How have marketers used Clubhouse to their advantage, you ask? B2B marketers have especially reaped the benefits of the audio app because of its opportunities to reach an already engaged audience, receive product feedback, or create a conversation with a subject matter expert. The app also has Clubmarket, which is currently in development, where brands can sponsor chat rooms on topics. This ties well with current demands because 73% of B2B executives say that customer expectations for more personalized experiences is higher than ever.

Influencer marketing has also tapped into audio social networking. Although there are a few tweaks to work through for this type of marketing on the app such as putting in safeguards for users, there are still some benefits as well. Some influencers aren’t your typical 16 – 20 something year-olds. During a pilot program through Clubhouse, many 40 – 50-year-olds conducted talk shows, hosted thought leadership chats and much more. It’s not just a social platform that the Gen Zers and Millennials would monopolize.

As mentioned earlier, many other social media platforms are also creating their own audio-only chat rooms to engage their followers. Twitter jumped in and created its “Spaces” feature which opens it up to reach a much wider audience in that app. Through Facebook’s new live audio meeting rooms feature, users can now create audio broadcasts that users can tune into and participate in within the app. Recently, LinkedIn also confirmed that it is testing an audio social experience in its app where creators can network within their community using their professional identity and not just a social profile. The latest to join the live audio hype is Spotify through its acquisition of Clubhouse’s rival, Locker Room, with the intentions to reach a wider audience by offering sports, music, cultural programming, and interactive features for creators to connect with audiences in real-time.

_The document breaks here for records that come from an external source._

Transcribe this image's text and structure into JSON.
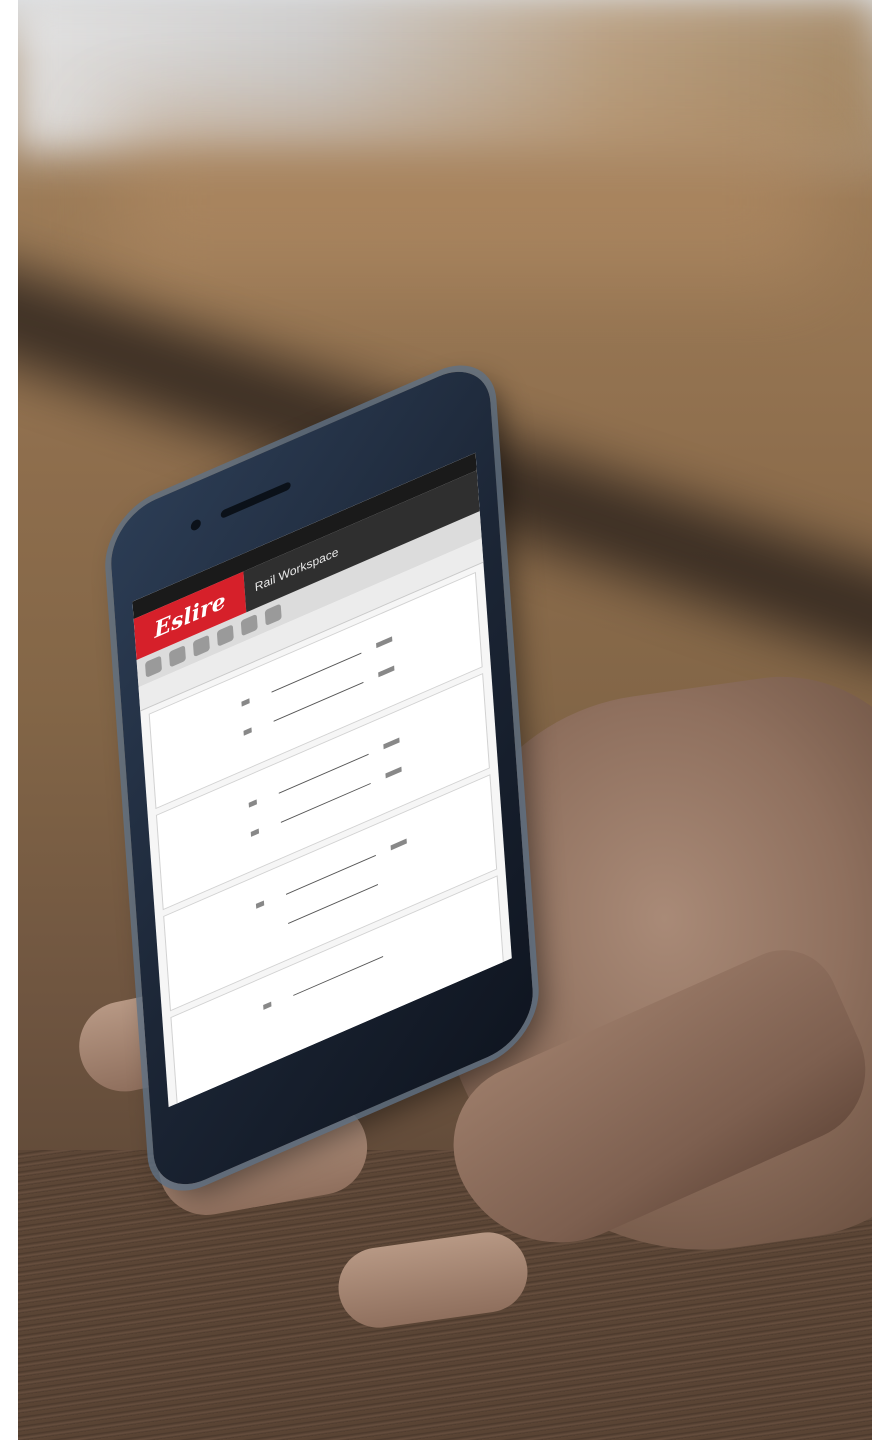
{
  "scene": {
    "colors": {
      "wall": "#d9dadb",
      "wood": "#8d6d4c",
      "beam": "#2e241d",
      "skin": "#9c7c69",
      "phone_body": "#1c2636",
      "app_red": "#d6202a",
      "app_dark": "#2f2f2f"
    }
  },
  "phone_screen": {
    "brand_logo": "Eslire",
    "workspace_title": "Rail Workspace",
    "card_count_visible": 4
  }
}
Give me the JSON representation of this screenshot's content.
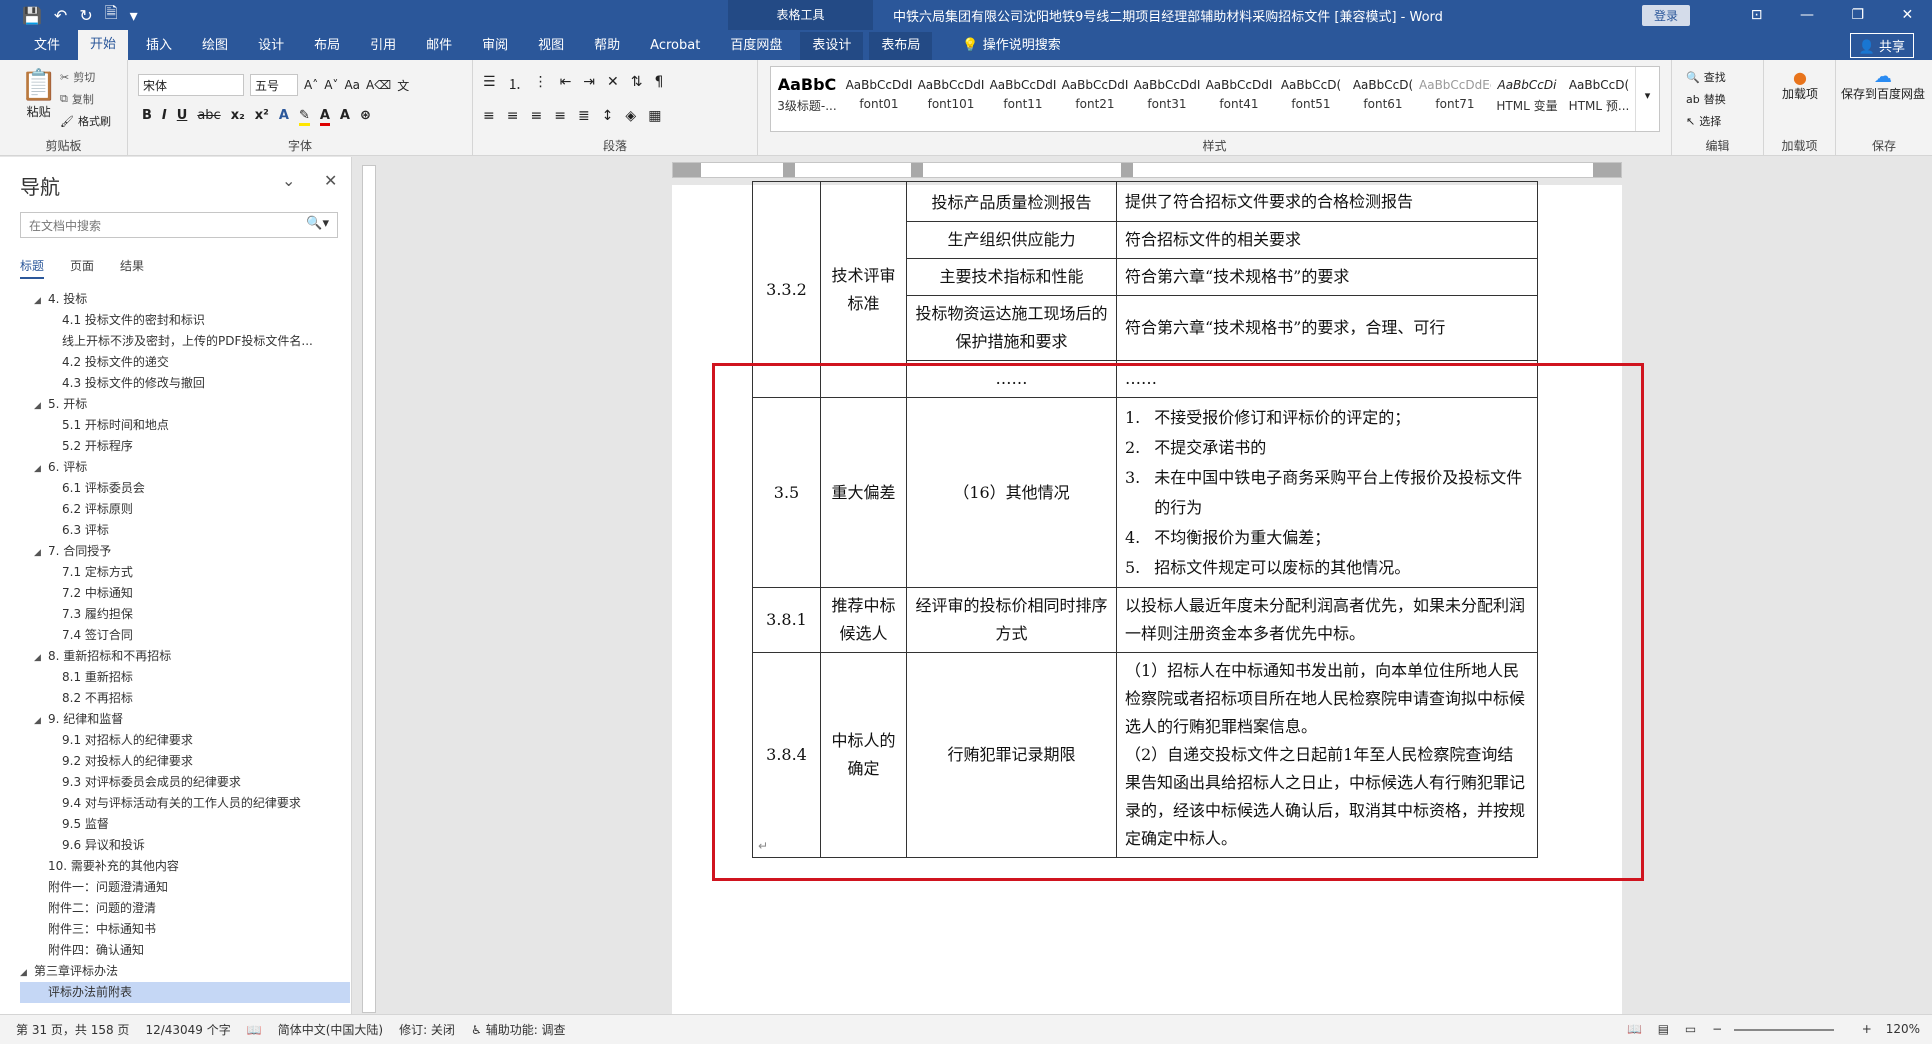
{
  "window": {
    "context_tools": "表格工具",
    "title": "中铁六局集团有限公司沈阳地铁9号线二期项目经理部辅助材料采购招标文件 [兼容模式] - Word",
    "login": "登录",
    "share": "共享"
  },
  "ribbon_tabs": [
    "文件",
    "开始",
    "插入",
    "绘图",
    "设计",
    "布局",
    "引用",
    "邮件",
    "审阅",
    "视图",
    "帮助",
    "Acrobat",
    "百度网盘",
    "表设计",
    "表布局"
  ],
  "tell_me": "操作说明搜索",
  "clipboard": {
    "paste": "粘贴",
    "cut": "剪切",
    "copy": "复制",
    "format_painter": "格式刷",
    "label": "剪贴板"
  },
  "font": {
    "name": "宋体",
    "size": "五号",
    "label": "字体"
  },
  "paragraph": {
    "label": "段落"
  },
  "styles": {
    "label": "样式",
    "items": [
      {
        "preview": "AaBbC",
        "name": "3级标题-..."
      },
      {
        "preview": "AaBbCcDdI",
        "name": "font01"
      },
      {
        "preview": "AaBbCcDdI",
        "name": "font101"
      },
      {
        "preview": "AaBbCcDdI",
        "name": "font11"
      },
      {
        "preview": "AaBbCcDdI",
        "name": "font21"
      },
      {
        "preview": "AaBbCcDdI",
        "name": "font31"
      },
      {
        "preview": "AaBbCcDdI",
        "name": "font41"
      },
      {
        "preview": "AaBbCcD(",
        "name": "font51"
      },
      {
        "preview": "AaBbCcD(",
        "name": "font61"
      },
      {
        "preview": "AaBbCcDdEe",
        "name": "font71"
      },
      {
        "preview": "AaBbCcDi",
        "name": "HTML 变量"
      },
      {
        "preview": "AaBbCcD(",
        "name": "HTML 预..."
      }
    ]
  },
  "editing": {
    "find": "查找",
    "replace": "替换",
    "select": "选择",
    "label": "编辑"
  },
  "addins": {
    "btn": "加载项",
    "label": "加载项"
  },
  "save_group": {
    "btn": "保存到百度网盘",
    "label": "保存"
  },
  "nav": {
    "title": "导航",
    "search_placeholder": "在文档中搜索",
    "tabs": [
      "标题",
      "页面",
      "结果"
    ],
    "items": [
      {
        "text": "4. 投标",
        "level": 1,
        "tri": true
      },
      {
        "text": "4.1 投标文件的密封和标识",
        "level": 2
      },
      {
        "text": "线上开标不涉及密封，上传的PDF投标文件名...",
        "level": 2
      },
      {
        "text": "4.2 投标文件的递交",
        "level": 2
      },
      {
        "text": "4.3 投标文件的修改与撤回",
        "level": 2
      },
      {
        "text": "5. 开标",
        "level": 1,
        "tri": true
      },
      {
        "text": "5.1 开标时间和地点",
        "level": 2
      },
      {
        "text": "5.2 开标程序",
        "level": 2
      },
      {
        "text": "6. 评标",
        "level": 1,
        "tri": true
      },
      {
        "text": "6.1 评标委员会",
        "level": 2
      },
      {
        "text": "6.2 评标原则",
        "level": 2
      },
      {
        "text": "6.3 评标",
        "level": 2
      },
      {
        "text": "7. 合同授予",
        "level": 1,
        "tri": true
      },
      {
        "text": "7.1 定标方式",
        "level": 2
      },
      {
        "text": "7.2 中标通知",
        "level": 2
      },
      {
        "text": "7.3 履约担保",
        "level": 2
      },
      {
        "text": "7.4 签订合同",
        "level": 2
      },
      {
        "text": "8. 重新招标和不再招标",
        "level": 1,
        "tri": true
      },
      {
        "text": "8.1 重新招标",
        "level": 2
      },
      {
        "text": "8.2 不再招标",
        "level": 2
      },
      {
        "text": "9. 纪律和监督",
        "level": 1,
        "tri": true
      },
      {
        "text": "9.1 对招标人的纪律要求",
        "level": 2
      },
      {
        "text": "9.2 对投标人的纪律要求",
        "level": 2
      },
      {
        "text": "9.3 对评标委员会成员的纪律要求",
        "level": 2
      },
      {
        "text": "9.4 对与评标活动有关的工作人员的纪律要求",
        "level": 2
      },
      {
        "text": "9.5 监督",
        "level": 2
      },
      {
        "text": "9.6 异议和投诉",
        "level": 2
      },
      {
        "text": "10. 需要补充的其他内容",
        "level": 1
      },
      {
        "text": "附件一：问题澄清通知",
        "level": 1
      },
      {
        "text": "附件二：问题的澄清",
        "level": 1
      },
      {
        "text": "附件三：中标通知书",
        "level": 1
      },
      {
        "text": "附件四：确认通知",
        "level": 1
      },
      {
        "text": "第三章评标办法",
        "level": 0,
        "tri": true
      },
      {
        "text": "评标办法前附表",
        "level": 1,
        "selected": true
      }
    ]
  },
  "table": {
    "r0_c2": "投标产品质量检测报告",
    "r0_c3": "提供了符合招标文件要求的合格检测报告",
    "g1_num": "3.3.2",
    "g1_name": "技术评审标准",
    "r1_c2": "生产组织供应能力",
    "r1_c3": "符合招标文件的相关要求",
    "r2_c2": "主要技术指标和性能",
    "r2_c3": "符合第六章“技术规格书”的要求",
    "r3_c2": "投标物资运达施工现场后的保护措施和要求",
    "r3_c3": "符合第六章“技术规格书”的要求，合理、可行",
    "r4_c2": "……",
    "r4_c3": "……",
    "g2_num": "3.5",
    "g2_name": "重大偏差",
    "g2_c2": "（16）其他情况",
    "g2_list": [
      {
        "n": "1.",
        "t": "不接受报价修订和评标价的评定的；"
      },
      {
        "n": "2.",
        "t": "不提交承诺书的"
      },
      {
        "n": "3.",
        "t": "未在中国中铁电子商务采购平台上传报价及投标文件的行为"
      },
      {
        "n": "4.",
        "t": "不均衡报价为重大偏差；"
      },
      {
        "n": "5.",
        "t": "招标文件规定可以废标的其他情况。"
      }
    ],
    "g3_num": "3.8.1",
    "g3_name": "推荐中标候选人",
    "g3_c2": "经评审的投标价相同时排序方式",
    "g3_c3": "以投标人最近年度未分配利润高者优先，如果未分配利润一样则注册资金本多者优先中标。",
    "g4_num": "3.8.4",
    "g4_name": "中标人的确定",
    "g4_c2": "行贿犯罪记录期限",
    "g4_p1": "（1）招标人在中标通知书发出前，向本单位住所地人民检察院或者招标项目所在地人民检察院申请查询拟中标候选人的行贿犯罪档案信息。",
    "g4_p2": "（2）自递交投标文件之日起前1年至人民检察院查询结果告知函出具给招标人之日止，中标候选人有行贿犯罪记录的，经该中标候选人确认后，取消其中标资格，并按规定确定中标人。"
  },
  "status": {
    "page": "第 31 页，共 158 页",
    "words": "12/43049 个字",
    "lang": "简体中文(中国大陆)",
    "track": "修订: 关闭",
    "access": "辅助功能: 调查",
    "zoom": "120%"
  },
  "colors": {
    "brand": "#2b579a",
    "highlight_box": "#d0141f"
  }
}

Clubhouse surged in popularity primarily because of word-of-mouth marketing. No one likes to be left out, so as more and more people came­ to learn about the app, they wanted to get in on the fun. They wanted to be invited to this exclusive party to connect with the popular people in real-time. But will this type of live audio experiences interfere with podcasting in any way? Yes and no. The time listeners spend on Clubhouse or whatever other live audio feature on a network is time away from Apple or Spotify’s podcasts. Clubhouse and podcasts could also coexist like other platforms do (i.e., Netflix and YouTube). Could live audio experiences stunt the growth of podcasts? Possibly because advertisers could decide to invest their ad dollars into that versus the on-demand audio platforms. It may be too early to predict since Clubhouse just recently celebrated its one-year anniversary and elements within the app are still in development. Advertising opportunities could evolve, it may become available on Androids as well, etc. Who can say what we’ll see in the next few months? We’ll just need to keep an eye on the wave and see how it comes to shore.